Despite the fact that the policy was announced by his cabinet, President Donald Trump has laid the blame on the Democrats, saying “it’s very strongly the Democrats’ fault.”
He said Monday that the U.S. wouldn’t be a “migrant camp” or “refugee holding facility” on his watch.
WATCH: Homeland Security Secretary dodges questions when asked if policy is akin to child abuse
The American people are opposed to the practice, according to a CNN poll.
The poll, conducted by SSRS, say two-thirds of respondents disapprove. But when you isolate Republican respondents, the approval numbers jump — with more than half of those polled approving the practice.
The Trump loyalists defended the policy while addressing in New Orleans at the National Sheriff’s Association conference earlier Monday.
WATCH: Trump says U.S. will not be a ‘migrant camp’
“Let’s be honest: there are some who would like us to look the other way when dealing with families at the border and not enforce the law passed by Congress — including, unfortunately, some members of Congress. Past administrations may have done so, but we will not,” Nielsen said.

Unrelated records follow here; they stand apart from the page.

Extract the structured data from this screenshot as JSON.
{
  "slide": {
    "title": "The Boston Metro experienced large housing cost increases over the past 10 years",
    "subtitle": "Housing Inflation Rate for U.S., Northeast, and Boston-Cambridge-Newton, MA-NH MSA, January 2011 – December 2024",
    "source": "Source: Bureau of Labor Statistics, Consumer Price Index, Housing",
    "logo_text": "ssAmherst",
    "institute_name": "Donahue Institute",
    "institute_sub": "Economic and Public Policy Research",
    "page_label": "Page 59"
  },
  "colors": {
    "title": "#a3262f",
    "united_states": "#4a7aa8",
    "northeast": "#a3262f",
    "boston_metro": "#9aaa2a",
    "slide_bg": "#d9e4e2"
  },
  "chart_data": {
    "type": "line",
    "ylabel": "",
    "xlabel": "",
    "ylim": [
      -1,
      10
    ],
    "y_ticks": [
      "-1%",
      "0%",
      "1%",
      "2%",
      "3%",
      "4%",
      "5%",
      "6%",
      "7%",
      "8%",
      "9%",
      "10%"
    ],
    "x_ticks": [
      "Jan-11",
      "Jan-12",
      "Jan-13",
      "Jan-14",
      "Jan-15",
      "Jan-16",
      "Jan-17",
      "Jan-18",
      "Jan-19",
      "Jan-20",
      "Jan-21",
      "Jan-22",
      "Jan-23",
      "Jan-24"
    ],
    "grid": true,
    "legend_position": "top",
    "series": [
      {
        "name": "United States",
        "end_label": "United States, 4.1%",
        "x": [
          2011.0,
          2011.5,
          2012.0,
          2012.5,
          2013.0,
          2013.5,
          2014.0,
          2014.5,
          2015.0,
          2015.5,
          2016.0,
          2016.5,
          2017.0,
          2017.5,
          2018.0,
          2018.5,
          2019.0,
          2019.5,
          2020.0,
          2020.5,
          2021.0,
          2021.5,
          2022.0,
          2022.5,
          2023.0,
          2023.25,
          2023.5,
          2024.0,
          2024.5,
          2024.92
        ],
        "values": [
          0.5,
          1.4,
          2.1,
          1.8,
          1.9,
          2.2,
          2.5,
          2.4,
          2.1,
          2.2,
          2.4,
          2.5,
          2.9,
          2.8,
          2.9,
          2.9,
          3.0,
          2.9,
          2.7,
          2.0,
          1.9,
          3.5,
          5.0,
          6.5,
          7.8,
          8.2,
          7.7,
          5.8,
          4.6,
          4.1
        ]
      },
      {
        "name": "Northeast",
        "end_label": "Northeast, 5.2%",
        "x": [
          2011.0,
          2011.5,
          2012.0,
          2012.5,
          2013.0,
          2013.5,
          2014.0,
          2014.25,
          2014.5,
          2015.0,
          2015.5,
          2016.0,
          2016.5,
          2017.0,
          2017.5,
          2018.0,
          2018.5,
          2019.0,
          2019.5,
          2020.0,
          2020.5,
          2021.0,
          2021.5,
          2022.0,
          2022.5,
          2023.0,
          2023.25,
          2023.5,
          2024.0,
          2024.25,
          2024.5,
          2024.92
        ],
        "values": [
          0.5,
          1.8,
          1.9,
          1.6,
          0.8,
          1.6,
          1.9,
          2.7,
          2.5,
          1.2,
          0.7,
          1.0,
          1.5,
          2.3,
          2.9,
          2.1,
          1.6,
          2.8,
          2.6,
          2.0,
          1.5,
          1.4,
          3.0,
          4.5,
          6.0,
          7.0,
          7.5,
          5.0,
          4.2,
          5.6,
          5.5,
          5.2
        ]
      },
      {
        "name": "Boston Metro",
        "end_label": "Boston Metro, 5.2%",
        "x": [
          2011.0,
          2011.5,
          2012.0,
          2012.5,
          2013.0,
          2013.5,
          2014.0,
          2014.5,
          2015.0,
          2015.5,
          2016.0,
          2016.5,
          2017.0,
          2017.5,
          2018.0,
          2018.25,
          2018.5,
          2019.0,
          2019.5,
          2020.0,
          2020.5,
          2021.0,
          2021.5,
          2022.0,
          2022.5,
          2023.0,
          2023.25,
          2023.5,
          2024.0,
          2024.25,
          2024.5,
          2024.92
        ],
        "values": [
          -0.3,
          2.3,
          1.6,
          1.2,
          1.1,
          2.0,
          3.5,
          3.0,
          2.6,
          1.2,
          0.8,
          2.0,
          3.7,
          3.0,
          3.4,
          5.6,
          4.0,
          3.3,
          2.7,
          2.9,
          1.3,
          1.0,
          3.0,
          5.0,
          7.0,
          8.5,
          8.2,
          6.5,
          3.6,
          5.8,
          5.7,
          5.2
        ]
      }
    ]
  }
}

“We have to do our job. We will not apologize for doing our job. We have sworn to do this job.”
Sessions echoed her comments.
“The American people are generous want our laws enforced. That is what we intend to do, and we ask Congress to be partners in this effort. It is critically important that they help us at this critical time,” he said.
Sessions also called the act of separating children and parents a “terrible choice,” while urging U.S. lawmakers to pass legislation to close loopholes.

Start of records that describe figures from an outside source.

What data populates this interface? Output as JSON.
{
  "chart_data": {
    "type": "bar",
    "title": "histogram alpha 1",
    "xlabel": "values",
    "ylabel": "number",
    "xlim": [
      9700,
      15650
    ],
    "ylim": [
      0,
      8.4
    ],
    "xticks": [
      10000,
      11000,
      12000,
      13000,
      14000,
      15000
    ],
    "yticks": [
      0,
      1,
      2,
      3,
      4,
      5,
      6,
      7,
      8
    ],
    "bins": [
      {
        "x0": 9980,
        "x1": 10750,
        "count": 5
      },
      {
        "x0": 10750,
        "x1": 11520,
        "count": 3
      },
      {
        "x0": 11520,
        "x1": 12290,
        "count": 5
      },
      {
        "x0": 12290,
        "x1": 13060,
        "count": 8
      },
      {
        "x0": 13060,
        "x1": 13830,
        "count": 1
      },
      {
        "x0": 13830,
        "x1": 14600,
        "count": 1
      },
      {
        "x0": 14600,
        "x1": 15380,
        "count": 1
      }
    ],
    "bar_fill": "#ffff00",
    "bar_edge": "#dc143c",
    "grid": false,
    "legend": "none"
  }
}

“We do not want to separate parents from their children; you can be sure of that,” he said.
WATCH: ‘We will not apologize’: Homeland Security Secretary defends U.S. immigration policy
“If we build a wall, if we pass some legislation, if we close some loopholes, we won’t face these terrible choices. The numbers will end. We will have a system where those who need to apply for asylum can do so, and those who want to come this country will apply to enter lawfully.”
The policy has drawn condemnation from medical professionals, religious leaders and immigration activists, calling the separation cruel and un-American, as well as warning that some children could suffer lasting psychological trauma.
There are many reports that children are being taken from mothers, and that distraught toddlers and elementary school-age children are asking, through tears, when they can see their parents.
Nielsen defended the U.S. detention centres, saying the children were “well taken care of.”
WATCH: Jeff Sessions: ‘Generous’ laws deter migrants with kids from entering U.S. illegally
“It is important to note that these minors are very well taken care of. Don’t believe the press; they are very well taken care of,” she said. “We operate according to some of the highest standards in the country. We provide food, medical, education and all needs that the child requests.”